A GAR Reporting Manual is provided to assist you in this process.
For laboratories located in New York State, the reported GAR must include revenue for all specimens tested, regardless of the state of origin.
For laboratories located outside New York State, the reported GAR should reflect annual revenue obtained from testing of specimens collected in New York.
Fees are calculated based on the previous year's Program operating expenses. Invoices for these fees are sent in June.
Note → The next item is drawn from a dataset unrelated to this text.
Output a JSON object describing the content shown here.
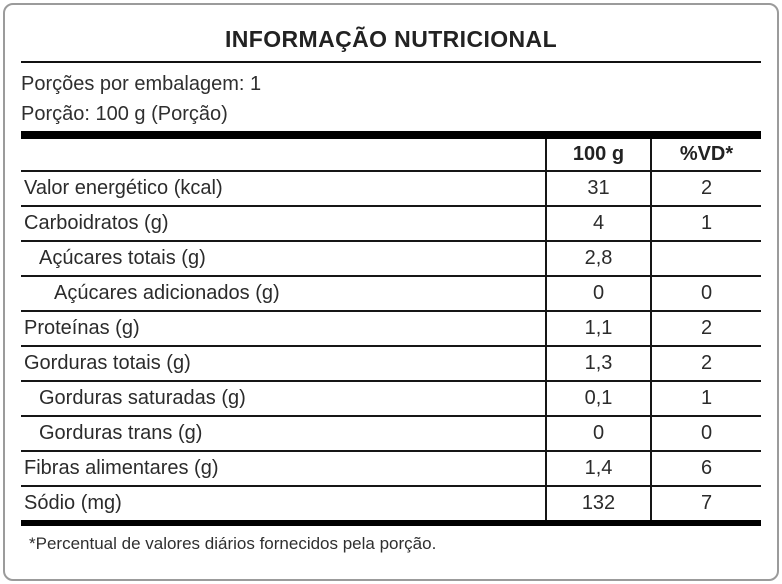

Partial payments may be made on or before June 30th, September 30th, December 31st and March 10th of the fiscal year to which billing relates.
The actual fee assessed for each laboratory is calculated by multiplying the total operating expenses of the Program by a fraction, the numerator of which is the gross annual receipts of the laboratory and the denominator of which is the total gross annual receipts of all laboratories issued permits.
New York State Public Health Law requires that out-of-state laboratories seeking or reapplying for a clinical laboratory permit pay the travel expenses related to the on-site survey. Travel expenses are based on the number of surveyors involved in the survey, the number of days required for the survey, and the number of facilities surveyed. Laboratories are sent a bill for these expenses after the survey is completed. Survey expenses for in-state laboratories are included in the annual permit fees.